The theoretical ethics of planetary protection might play out in different ways, depending on the situation. For comparison, two potential scenarios of contamination and human intervention will be explored here. In the first scenario, small amounts of microbial life are found on Mars. These microbes could actually originate from Earth, as meteorite exchange between the two planets has been fairly common during the history of the solar system (McKay, 2009). In this case, the Martian life may be feeble and have a very high possibility of extinction. Mars is a hostile environment, cold and unprotected from lethal UV radiation (McKay, 2009). Would humans have an obligation to protect Earth-originated life, possibly to the extent of changing Mars into a more nurturing environment? As humans we tend to value life and work to protect it, but in this case that might mean forever altering the abiotic Martian environment. Interfering in the course of Martian evolution might sound amoral to some, but others would argue that standing by and letting a unique form of life become extinct would be worse. This is, of course, assuming that well-intentioned interference would not result in lethal contamination, which is practically impossible to prevent. Additionally, what is the difference between Earth-originating life that was introduced by meteorite or life that was introduced by spacecraft? At what point does that life become truly Martian?
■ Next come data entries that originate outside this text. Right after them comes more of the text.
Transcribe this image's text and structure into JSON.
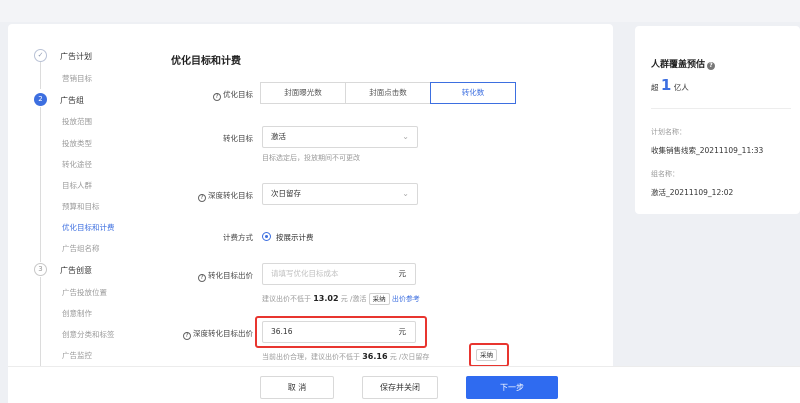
{
  "steps": [
    {
      "index": "✓",
      "title": "广告计划",
      "subs": [
        "营销目标"
      ]
    },
    {
      "index": "2",
      "title": "广告组",
      "subs": [
        "投放范围",
        "投放类型",
        "转化途径",
        "目标人群",
        "预算和目标",
        "优化目标和计费",
        "广告组名称"
      ],
      "active_sub": "优化目标和计费"
    },
    {
      "index": "3",
      "title": "广告创意",
      "subs": [
        "广告投放位置",
        "创意制作",
        "创意分类和标签",
        "广告监控"
      ]
    }
  ],
  "form": {
    "section_title": "优化目标和计费",
    "opt_target": {
      "label": "优化目标",
      "options": [
        "封面曝光数",
        "封面点击数",
        "转化数"
      ],
      "selected": "转化数"
    },
    "conv_target": {
      "label": "转化目标",
      "value": "激活",
      "hint": "目标选定后，投放期间不可更改"
    },
    "deep_conv_target": {
      "label": "深度转化目标",
      "value": "次日留存"
    },
    "billing": {
      "label": "计费方式",
      "option": "按展示计费"
    },
    "conv_bid": {
      "label": "转化目标出价",
      "placeholder": "请填写优化目标成本",
      "unit": "元",
      "hint_prefix": "建议出价不低于",
      "hint_value": "13.02",
      "hint_suffix": "元 /激活",
      "adopt": "采纳",
      "reference": "出价参考"
    },
    "deep_conv_bid": {
      "label": "深度转化目标出价",
      "value": "36.16",
      "unit": "元",
      "hint_prefix": "当前出价合理，建议出价不低于",
      "hint_value": "36.16",
      "hint_suffix": "元 /次日留存",
      "adopt": "采纳"
    }
  },
  "footer": {
    "cancel": "取 消",
    "save_close": "保存并关闭",
    "next": "下一步"
  },
  "estimate": {
    "title": "人群覆盖预估",
    "prefix": "超",
    "value": "1",
    "unit": "亿人",
    "plan_label": "计划名称：",
    "plan_value": "收集销售线索_20211109_11:33",
    "group_label": "组名称：",
    "group_value": "激活_20211109_12:02"
  },
  "colors": {
    "accent": "#3d6fe0",
    "primary_button": "#2f6bf0",
    "highlight": "#e8352f"
  }
}
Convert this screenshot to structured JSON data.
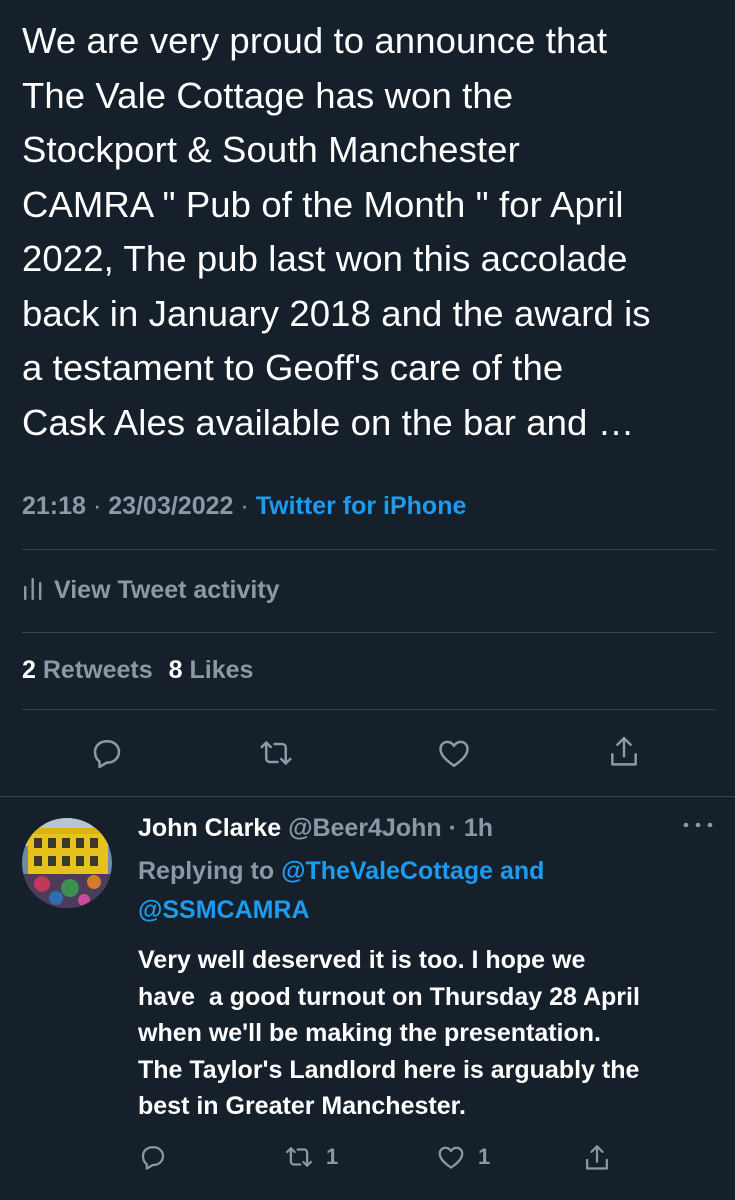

In a very different scenario, a voyage to Europa, a Jovian moon with a high potential for liquid oceans that could support life, results in the discovery of a complex and highly developed ecosystem of living organisms. Many scientists believe Europa has the highest possibility of non-terrestrial life in our solar system (Greenberg & Tufts, 2001). In this case, the ethical question would not be whether or not to protect this life, but whether or not to study it. Exploring the universe and learning more about it is generally considered unproblematic and even necessary for the advancement of humans. However, studying alien life creates a paradox. It is impossible to know how to prevent harm without knowing anything about what is being studied– and scientists can only know about something by studying it. In attempting to learn how Europan life might be vulnerable to Earth pathogens, researchers would risk destroying an entire ecosystem with non-sterile tools. Consider how diseases innocuous to Europeans decimated entire indigenous populations in the Americas. The basis of this ethical problem is not knowing how our actions, no matter how noble in intent, might affect life so fundamentally different from ourselves.

Clearly, the problem of planetary protection goes far beyond simply preventing contamination. As space exploration allows us to travel farther from Earth and explore more worlds, we will need policies and protocols to guide us and allow us to learn more about the universe in an ethical way. One possible way to protect other environments is to only send robots, not humans. This may be disappointing to those who dream of walking on an alien world, but the effectiveness of sterilization is so much greater for robots that this may be the only ethical way to continue exploration. Additionally, learning from our own history and mistakes on Earth may help guide us towards thoughtful and preventative policies. As the two examples explained above demonstrate, it is difficult to design policies that encompass the wide range of possible scenarios in which other worlds need protection from humans. Despite the difficulty of this task, it is essential that we have these discussions, and that people from all walks of life and around the world have a voice in designing guidelines for space exploration. Somewhere between the extremes of exploring without care for contamination or other harm, and stopping space exploration altogether, there might be a set of protocols which minimize destruction and allow us to continue to satisfy our curiosity and drive for discovery.

Works Cited
Greenberg, R., & B. R. Tufts. 2001. Macroscope: Infecting Other Worlds. American Scientist 89(4): 296-299.
McKay, C. P. 2009. Biologically Reversible Exploration. American Association for the Advancement of Science 323(5915): 718.
Rummel, J. D. 2001. Planetary Exploration in the Time of Astrobiology: Protecting against Biological Contamination. Proceedings of the Natural Academy of Sciences 98(5): 2128-2131.